The battery session that found a 34% increase in fleet size with battery electric vehicles clearly had some challenges in its methodology, or at least its framing. I found the paper the author is presenting about and it has zero mention of battery energy density improvements that are being delivered today, 650 km ranges from BYD buses being delivered right now, LFP batteries with 300 kWh/kg energy densities, energy density curves, or even, amazingly, the actual energy density of batteries in the buses studied. It just looked at the limited number of battery electric buses currently in operation in Canada, ran some stats, and pretended that in a rapidly changing technological space, the past was a good predictor of the future.

It also ignores real-world data from hydrogen fleets that shows their range degrades substantially in the winter time too, including from neighboring Quebec, where the governmental fleet of mostly Toyota Mirais saw substantial range degradation, and the experience from Whistler, BC, also a Canadian example, where hydrogen buses froze up in the winter time because the water vapor from the fuel cell wasn’t thermally managed.
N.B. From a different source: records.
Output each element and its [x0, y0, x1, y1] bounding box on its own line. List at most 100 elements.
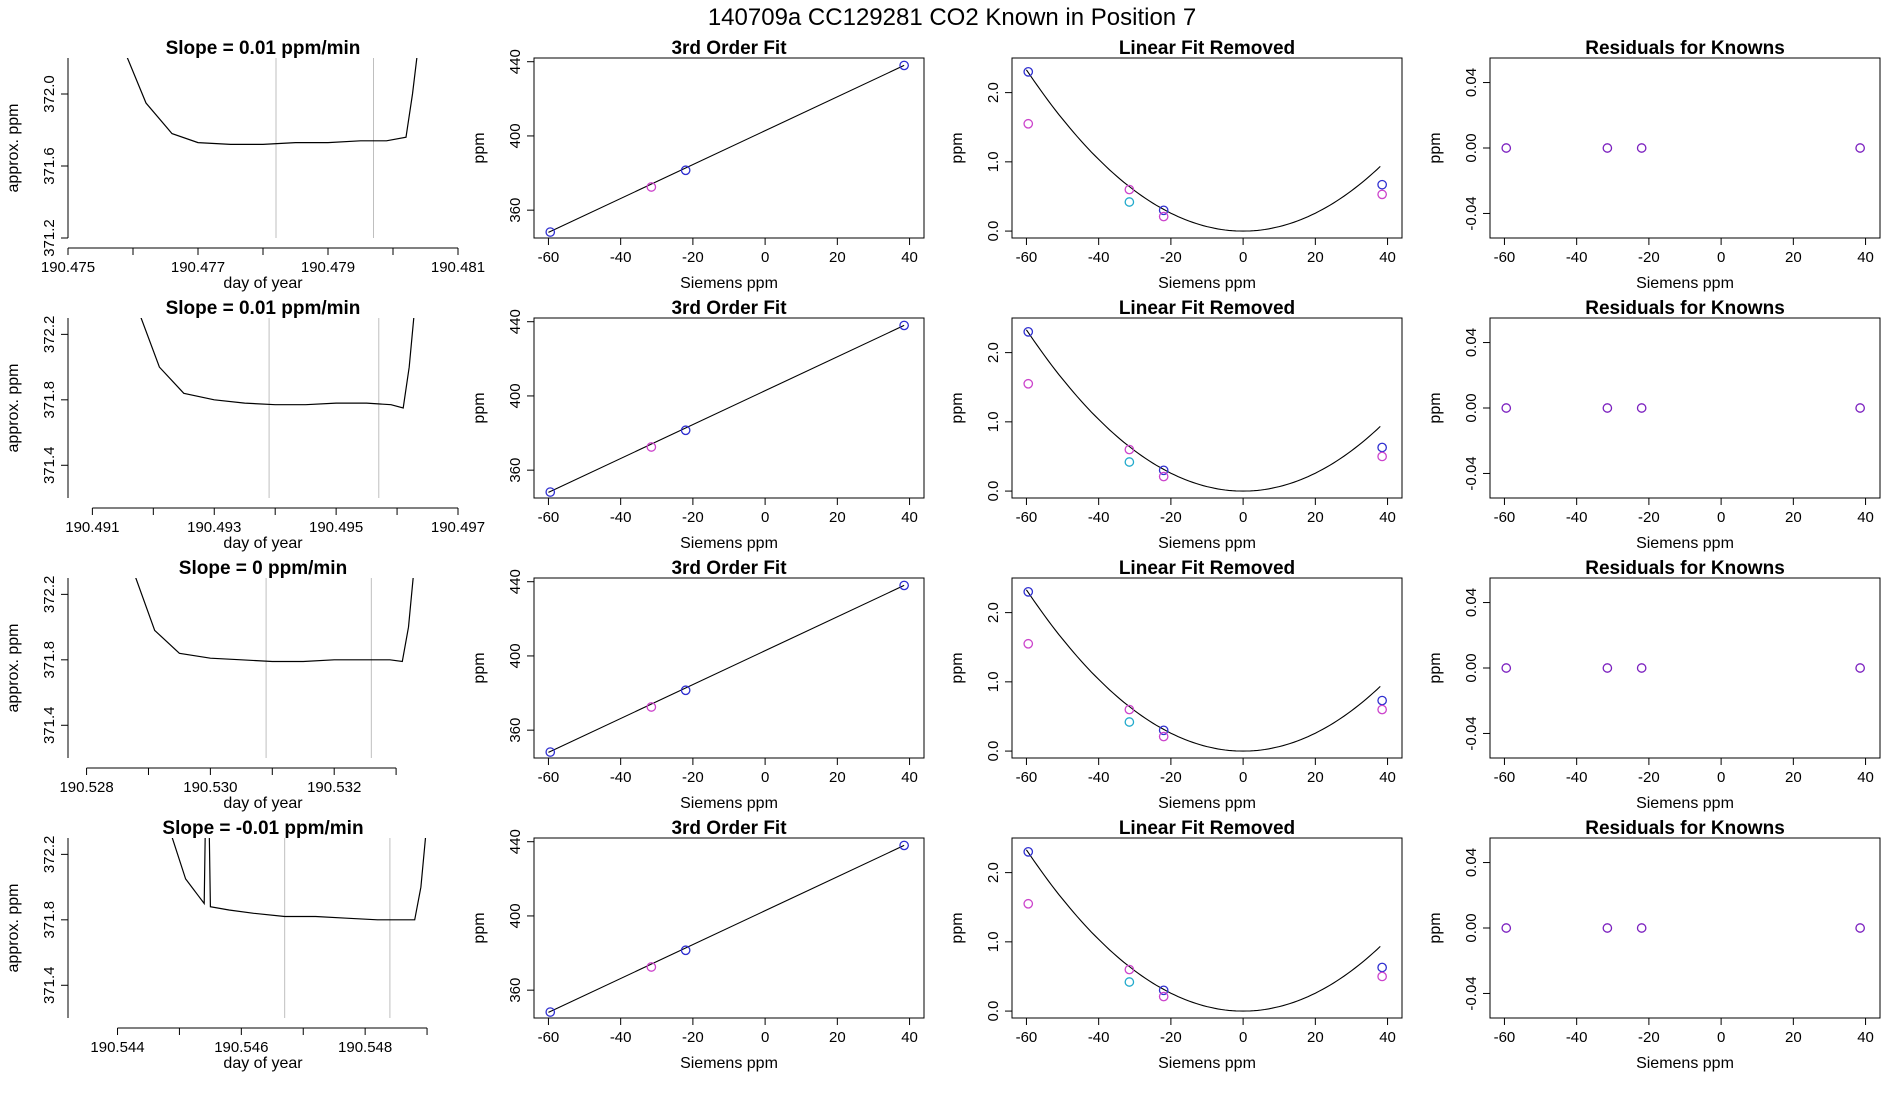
y-axis-label: ppm: [471, 652, 488, 683]
chart-panel-fit-1: 3rd Order Fit Siemens ppm ppm -60 -40 -20 0 20 4…: [471, 298, 925, 552]
series-line-0: [135, 578, 414, 663]
y-tick-label: 400: [507, 383, 524, 408]
y-tick-label: 440: [507, 49, 524, 74]
plot-area: [548, 844, 905, 1013]
x-tick-label: 190.477: [171, 259, 225, 276]
y-axis-label: ppm: [1427, 132, 1444, 163]
data-point-2: [1377, 179, 1387, 190]
x-tick-label: 190.530: [183, 779, 237, 796]
x-tick-label: -20: [1160, 509, 1182, 526]
y-tick-label: 0.0: [985, 221, 1002, 242]
data-point-0: [545, 487, 556, 497]
data-point-2: [1377, 962, 1387, 973]
y-tick-label: 0.00: [1463, 913, 1480, 942]
chart-panel-residuals-1: Residuals for Knowns Siemens ppm ppm -60 -40…: [1427, 298, 1881, 552]
data-point-3: [1855, 923, 1865, 933]
y-tick-label: 371.4: [41, 446, 58, 484]
x-tick-label: 40: [1857, 1029, 1874, 1046]
y-axis-label: approx. ppm: [5, 364, 22, 453]
chart-panel-fit-0: 3rd Order Fit Siemens ppm ppm -60 -40 -20 0 20 4…: [471, 38, 925, 292]
x-tick-label: 190.548: [338, 1039, 392, 1056]
chart-title: 3rd Order Fit: [671, 38, 787, 59]
figure-title: 140709a CC129281 CO2 Known in Position 7: [708, 4, 1196, 31]
y-tick-label: 371.4: [41, 706, 58, 744]
plot-frame: [533, 317, 925, 499]
x-axis-label: day of year: [223, 1055, 303, 1072]
data-point-0: [1501, 403, 1512, 413]
x-tick-label: 190.493: [187, 519, 241, 536]
data-point-1: [1602, 663, 1613, 673]
data-point-1: [1158, 205, 1169, 216]
x-axis-label: Siemens ppm: [1636, 795, 1734, 812]
data-point-7: [1124, 197, 1135, 207]
data-point-2: [1377, 442, 1387, 453]
series-line-0: [126, 58, 418, 145]
data-point-3: [646, 182, 657, 192]
x-tick-label: -40: [610, 769, 632, 786]
y-tick-label: 371.8: [41, 381, 58, 419]
chart-title: Residuals for Knowns: [1585, 558, 1785, 579]
x-tick-label: -40: [1566, 249, 1588, 266]
fit-line: [548, 64, 905, 233]
data-point-1: [1158, 985, 1169, 996]
x-axis-label: Siemens ppm: [680, 535, 778, 552]
data-point-1: [680, 685, 691, 696]
y-tick-label: -0.04: [1463, 456, 1480, 490]
plot-frame: [533, 837, 925, 1019]
x-tick-label: 20: [1307, 769, 1324, 786]
y-tick-label: 371.4: [41, 966, 58, 1004]
x-axis-label: Siemens ppm: [680, 795, 778, 812]
y-tick-label: 0.00: [1463, 653, 1480, 682]
x-tick-label: -40: [1566, 509, 1588, 526]
chart-title: Linear Fit Removed: [1119, 818, 1295, 839]
x-tick-label: -60: [1494, 249, 1516, 266]
x-tick-label: 0: [1239, 249, 1247, 266]
data-point-0: [1023, 846, 1034, 857]
x-tick-label: 40: [901, 249, 918, 266]
fit-curve: [1025, 69, 1381, 232]
chart-panel-linear-removed-0: Linear Fit Removed Siemens ppm ppm -60 -40 -2…: [949, 38, 1403, 292]
y-tick-label: 372.2: [41, 316, 58, 354]
panels: Slope = 0.01 ppm/min day of year approx. p…: [5, 38, 1881, 1072]
data-point-1: [1602, 143, 1613, 153]
x-tick-label: 0: [1717, 509, 1725, 526]
x-tick-label: 40: [901, 509, 918, 526]
fit-curve: [1025, 849, 1381, 1012]
plot-area: [135, 578, 414, 663]
data-point-3: [646, 702, 657, 712]
y-tick-label: 371.8: [41, 641, 58, 679]
chart-panel-time-series-0: Slope = 0.01 ppm/min day of year approx. p…: [5, 38, 485, 292]
data-point-7: [1124, 457, 1135, 467]
chart-panel-time-series-2: Slope = 0 ppm/min day of year approx. ppm 1…: [5, 558, 414, 812]
x-tick-label: -60: [1494, 509, 1516, 526]
x-tick-label: 20: [829, 509, 846, 526]
x-tick-label: -40: [610, 509, 632, 526]
x-axis-label: day of year: [223, 535, 303, 552]
y-tick-label: 0.04: [1463, 588, 1480, 617]
data-point-7: [1124, 977, 1135, 987]
y-tick-label: 400: [507, 643, 524, 668]
x-tick-label: 0: [1717, 769, 1725, 786]
data-point-0: [545, 227, 556, 237]
y-axis-label: approx. ppm: [5, 884, 22, 973]
chart-panel-residuals-3: Residuals for Knowns Siemens ppm ppm -60 -40…: [1427, 818, 1881, 1072]
y-tick-label: 400: [507, 123, 524, 148]
chart-title: Slope = -0.01 ppm/min: [162, 818, 363, 839]
x-axis-label: Siemens ppm: [1158, 1055, 1256, 1072]
x-tick-label: -20: [1638, 1029, 1660, 1046]
x-tick-label: 20: [1307, 249, 1324, 266]
y-tick-label: -0.04: [1463, 976, 1480, 1010]
data-point-5: [1158, 731, 1169, 742]
y-tick-label: 0.04: [1463, 68, 1480, 97]
data-point-2: [1636, 923, 1647, 933]
x-tick-label: 0: [1239, 769, 1247, 786]
chart-title: 3rd Order Fit: [671, 558, 787, 579]
data-point-1: [680, 425, 691, 436]
plot-frame: [1489, 837, 1881, 1019]
y-tick-label: 360: [507, 198, 524, 223]
chart-title: Slope = 0.01 ppm/min: [166, 38, 361, 59]
plot-frame: [1489, 317, 1881, 499]
x-axis-label: day of year: [223, 275, 303, 292]
fit-curve: [1025, 329, 1381, 492]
The author barely studies transit, by the way, mostly being focused on the odd combination of autonomous vehicles and road capacity engineering studies, with only two transit studies in their publication history.

So, two of the three battery electric bus sessions are about how bad they are — global purchases make it very clear that’s not the case — while the two hydrogen sessions (the ratio should be 20 to 1, not 3 to 2) are neutrally framed. Also, no mention of the massively lower likelihood of pure battery electric bus fires than diesel bus or hybrid bus fires, or lithium iron phosphate (LFP) batteries which eliminate the already low risk of battery electric bus fires.

An early session was Understanding Hydrogen Applications, Supply and Infrastructure by a couple of people from New Flyer, the leading bus manufacturer in North America. I wrote about New Flyer’s major strategic blunder in getting sucked into the vortex of hydrogen fuel cell buses recently as well. It’s a seductive trap, as each individual bus has a higher sticker price with 50% paid for by the government, but each hydrogen bus sold likely means the loss of three battery electric bus sales to BYD, as well as long tail of unhappy customers.

New Flyer almost went bankrupt in 2022, and was bailed out with $200 million in governmental loans and credits. It can’t afford to divide its attention. It’s going to end up like recently bankrupt Quantron, which tried to do both battery electric and hydrogen trucks, couldn’t do either remotely well compared to competitors, and went out of business. At present, it’s the only game in town for Canadian transit agencies wanting hydrogen buses — because they’ve been misled about both battery electric and hydrogen buses by organizations like CUTRIC — and one of the only games in town for battery electric buses, and so those agencies are putting their fleets at greater risk. Once again, bad strategy.

Battery electric buses are the biggest transformation that transit agencies in Canada have dealt with since the shift to diesel buses in the mid-20th century. There are 66 presentations and panels in the three and half days. Most transit agencies have already committed to majority or entirely battery electric fleets. There are hundreds of battery electric buses on order.

There are only three presentations related to the actual decarbonization solution that’s staring Canadian transit agencies in the face, and two of them are negative. This isn’t a sensible focus.

This isn’t to say that other sessions are bad. There are sessions on transit safety, transit revenue, funding, asset maintenance, accessibility, and diversity.

But when one session is a zombie-apocalypse bus evacuation game, and sessions on how to effectively transform to battery electric fleets aren’t 25% or more of the agenda, CUTA has lost the plot. At least Ballard and Enbridge aren’t presenting, which is something.